Eastern Exorcist is difficult but it’s also fair and very beautiful, which makes it easy to forgive and keep coming back to, however many times you die. The game’s story is based on Chinese Opera and focuses on your character and his brothers-in-arms, exorcists on a mission to find the King Mandrill, an evil tyrant who thinks nothing of attacking villages and stealing souls. Unfortunately, as you’re distracted by an evil spirit your brothers are attacked and you come back to find them massacred. It’s a well told adventure that suffers a little from the current translation as the story is told in English subtitles with Chinese voice artists. The developers have said that a better translation is coming, though, and the game is still in Early Access.
The biggest element of the game is combat. There are light RPG elements involved for magic but combat is all important and you’ll need that patience and mastery of your moves in order to defeat the many boss creatures that stand in your way on your road to vengeance against your brothers. An easy difficulty is available for those who find it a little too much but it feels like cheating when the game gives you a decent chance to learn and adapt anyway. Action is fluid and there are plenty of different enemies to fight, though the combat does become repetitive after you get half way unless you’re fighting a boss.
The upgrading process takes two strands; your general health, strength and stamina can be increased along with choosing a path for your exorcist powers to follow which determines the type of magic attacks you can possess. It’s nowhere are complicated as many other games but still a nice touch and something to make your character feel a little unique.

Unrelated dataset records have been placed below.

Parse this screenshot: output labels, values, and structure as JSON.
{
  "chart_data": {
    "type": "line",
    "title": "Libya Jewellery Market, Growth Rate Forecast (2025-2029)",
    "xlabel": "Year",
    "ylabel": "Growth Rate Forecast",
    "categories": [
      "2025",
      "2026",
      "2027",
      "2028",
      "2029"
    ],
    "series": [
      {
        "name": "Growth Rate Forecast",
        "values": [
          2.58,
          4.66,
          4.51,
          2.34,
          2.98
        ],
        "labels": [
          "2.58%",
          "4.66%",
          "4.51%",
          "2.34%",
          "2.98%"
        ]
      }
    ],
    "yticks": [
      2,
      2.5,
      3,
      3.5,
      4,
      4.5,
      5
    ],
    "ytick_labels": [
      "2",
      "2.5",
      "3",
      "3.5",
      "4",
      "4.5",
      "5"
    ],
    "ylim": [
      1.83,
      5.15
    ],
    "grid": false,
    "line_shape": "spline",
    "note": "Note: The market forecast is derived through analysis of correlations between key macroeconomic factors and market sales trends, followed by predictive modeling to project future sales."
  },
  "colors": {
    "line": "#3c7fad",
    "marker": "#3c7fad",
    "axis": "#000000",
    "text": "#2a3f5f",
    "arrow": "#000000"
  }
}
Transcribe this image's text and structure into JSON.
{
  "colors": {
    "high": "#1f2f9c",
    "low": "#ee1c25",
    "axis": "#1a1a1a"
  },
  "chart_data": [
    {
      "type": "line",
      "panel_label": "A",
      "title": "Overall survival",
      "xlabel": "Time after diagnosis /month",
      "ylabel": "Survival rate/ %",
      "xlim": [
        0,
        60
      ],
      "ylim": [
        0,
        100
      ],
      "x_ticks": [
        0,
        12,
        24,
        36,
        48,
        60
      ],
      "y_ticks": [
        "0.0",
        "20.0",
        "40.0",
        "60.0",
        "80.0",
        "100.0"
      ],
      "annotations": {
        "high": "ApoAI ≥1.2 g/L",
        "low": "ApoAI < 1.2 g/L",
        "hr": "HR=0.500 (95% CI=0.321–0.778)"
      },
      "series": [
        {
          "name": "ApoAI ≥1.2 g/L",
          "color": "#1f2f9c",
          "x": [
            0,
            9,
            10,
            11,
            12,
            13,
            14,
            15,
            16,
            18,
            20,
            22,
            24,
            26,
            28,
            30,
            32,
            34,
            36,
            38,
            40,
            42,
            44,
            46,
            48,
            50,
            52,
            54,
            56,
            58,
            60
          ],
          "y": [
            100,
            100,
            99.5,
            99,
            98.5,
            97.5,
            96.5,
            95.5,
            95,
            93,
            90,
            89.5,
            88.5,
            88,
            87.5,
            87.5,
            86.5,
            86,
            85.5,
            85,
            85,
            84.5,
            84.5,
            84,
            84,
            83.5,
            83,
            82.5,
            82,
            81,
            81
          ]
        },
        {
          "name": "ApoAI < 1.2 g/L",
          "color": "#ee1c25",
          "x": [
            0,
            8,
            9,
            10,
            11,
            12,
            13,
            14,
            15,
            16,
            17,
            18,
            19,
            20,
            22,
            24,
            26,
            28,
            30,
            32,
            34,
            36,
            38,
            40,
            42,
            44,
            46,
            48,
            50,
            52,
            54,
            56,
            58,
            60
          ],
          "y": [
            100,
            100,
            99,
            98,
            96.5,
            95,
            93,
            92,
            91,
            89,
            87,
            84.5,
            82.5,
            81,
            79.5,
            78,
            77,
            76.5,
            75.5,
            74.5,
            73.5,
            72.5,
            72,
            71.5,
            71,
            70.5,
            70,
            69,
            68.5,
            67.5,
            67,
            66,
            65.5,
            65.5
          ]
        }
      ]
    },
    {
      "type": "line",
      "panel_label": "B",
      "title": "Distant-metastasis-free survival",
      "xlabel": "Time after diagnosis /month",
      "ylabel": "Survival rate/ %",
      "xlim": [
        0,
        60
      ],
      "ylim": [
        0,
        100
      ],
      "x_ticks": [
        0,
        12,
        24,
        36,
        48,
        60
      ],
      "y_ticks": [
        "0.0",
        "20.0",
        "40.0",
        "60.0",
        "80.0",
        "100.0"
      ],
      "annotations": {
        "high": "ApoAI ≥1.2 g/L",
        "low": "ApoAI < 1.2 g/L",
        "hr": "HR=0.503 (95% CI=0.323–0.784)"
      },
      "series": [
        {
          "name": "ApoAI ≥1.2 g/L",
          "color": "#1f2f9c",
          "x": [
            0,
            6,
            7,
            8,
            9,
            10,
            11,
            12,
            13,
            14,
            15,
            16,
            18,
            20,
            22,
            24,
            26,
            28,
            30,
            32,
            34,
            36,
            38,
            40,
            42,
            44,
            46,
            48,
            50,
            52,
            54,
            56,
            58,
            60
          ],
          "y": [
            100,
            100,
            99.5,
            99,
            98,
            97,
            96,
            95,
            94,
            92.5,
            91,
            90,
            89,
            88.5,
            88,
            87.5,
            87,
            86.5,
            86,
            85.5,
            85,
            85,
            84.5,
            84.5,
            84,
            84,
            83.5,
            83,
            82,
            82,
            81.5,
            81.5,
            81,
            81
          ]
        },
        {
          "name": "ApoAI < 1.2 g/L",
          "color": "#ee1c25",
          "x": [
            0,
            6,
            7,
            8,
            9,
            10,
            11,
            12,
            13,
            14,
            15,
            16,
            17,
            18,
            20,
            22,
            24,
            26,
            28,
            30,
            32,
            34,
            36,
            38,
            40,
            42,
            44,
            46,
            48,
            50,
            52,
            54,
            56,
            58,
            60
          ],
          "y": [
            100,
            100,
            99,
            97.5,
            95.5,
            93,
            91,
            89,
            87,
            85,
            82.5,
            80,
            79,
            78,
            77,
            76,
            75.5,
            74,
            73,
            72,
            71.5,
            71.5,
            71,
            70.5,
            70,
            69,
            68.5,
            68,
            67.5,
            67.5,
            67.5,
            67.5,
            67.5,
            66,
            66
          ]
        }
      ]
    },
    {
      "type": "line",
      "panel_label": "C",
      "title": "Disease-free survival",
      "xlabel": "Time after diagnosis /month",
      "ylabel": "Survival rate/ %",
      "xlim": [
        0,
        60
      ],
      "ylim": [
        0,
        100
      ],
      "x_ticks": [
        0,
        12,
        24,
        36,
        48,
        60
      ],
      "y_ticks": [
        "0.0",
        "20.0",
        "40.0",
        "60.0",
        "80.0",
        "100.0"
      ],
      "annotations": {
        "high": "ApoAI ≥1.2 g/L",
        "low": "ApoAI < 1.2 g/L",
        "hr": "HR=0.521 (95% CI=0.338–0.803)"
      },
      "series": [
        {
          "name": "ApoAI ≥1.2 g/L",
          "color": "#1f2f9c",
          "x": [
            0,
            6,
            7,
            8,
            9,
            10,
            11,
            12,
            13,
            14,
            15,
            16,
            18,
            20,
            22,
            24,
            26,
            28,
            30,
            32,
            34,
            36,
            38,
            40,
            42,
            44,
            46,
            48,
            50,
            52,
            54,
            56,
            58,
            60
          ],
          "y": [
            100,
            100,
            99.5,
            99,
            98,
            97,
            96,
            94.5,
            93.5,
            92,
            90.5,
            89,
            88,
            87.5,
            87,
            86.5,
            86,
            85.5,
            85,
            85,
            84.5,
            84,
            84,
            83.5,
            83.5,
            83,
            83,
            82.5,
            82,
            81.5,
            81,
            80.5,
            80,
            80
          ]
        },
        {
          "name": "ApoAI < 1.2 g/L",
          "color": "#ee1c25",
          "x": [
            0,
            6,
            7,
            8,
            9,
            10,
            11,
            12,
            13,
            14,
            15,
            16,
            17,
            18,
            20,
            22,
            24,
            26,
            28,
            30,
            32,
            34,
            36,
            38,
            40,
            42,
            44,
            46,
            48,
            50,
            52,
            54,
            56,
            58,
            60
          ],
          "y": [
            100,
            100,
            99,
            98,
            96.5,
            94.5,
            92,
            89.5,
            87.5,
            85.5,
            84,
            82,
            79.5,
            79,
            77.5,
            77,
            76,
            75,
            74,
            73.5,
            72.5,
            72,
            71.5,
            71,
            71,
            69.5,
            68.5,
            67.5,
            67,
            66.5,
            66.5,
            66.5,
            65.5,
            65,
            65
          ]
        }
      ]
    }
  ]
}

Artwork is very impressive and it sets the game apart from other side-scrollers. The Chinese ink styling fits the story and settings perfectly and the action moves fluidly, so it feels like a painting come to life at times, especially with the more impressive screen-filling boss characters.
While it has a lot to recommend, Eastern Exorcist isn’t without its faults. The English translation aside, the game is only about 6-7 hours long and has little replay value at present. The upgrade tree is fairly simple for those spoilt by other games with more choice over character upgrades, too, though it does fit the game as it feels a pretty linear package in general.
If you fancy playing through a traditional Chinese style story with excellent artwork and challenging fights then Eastern Exorcist has you sorted. Just be prepared to die a lot in the process.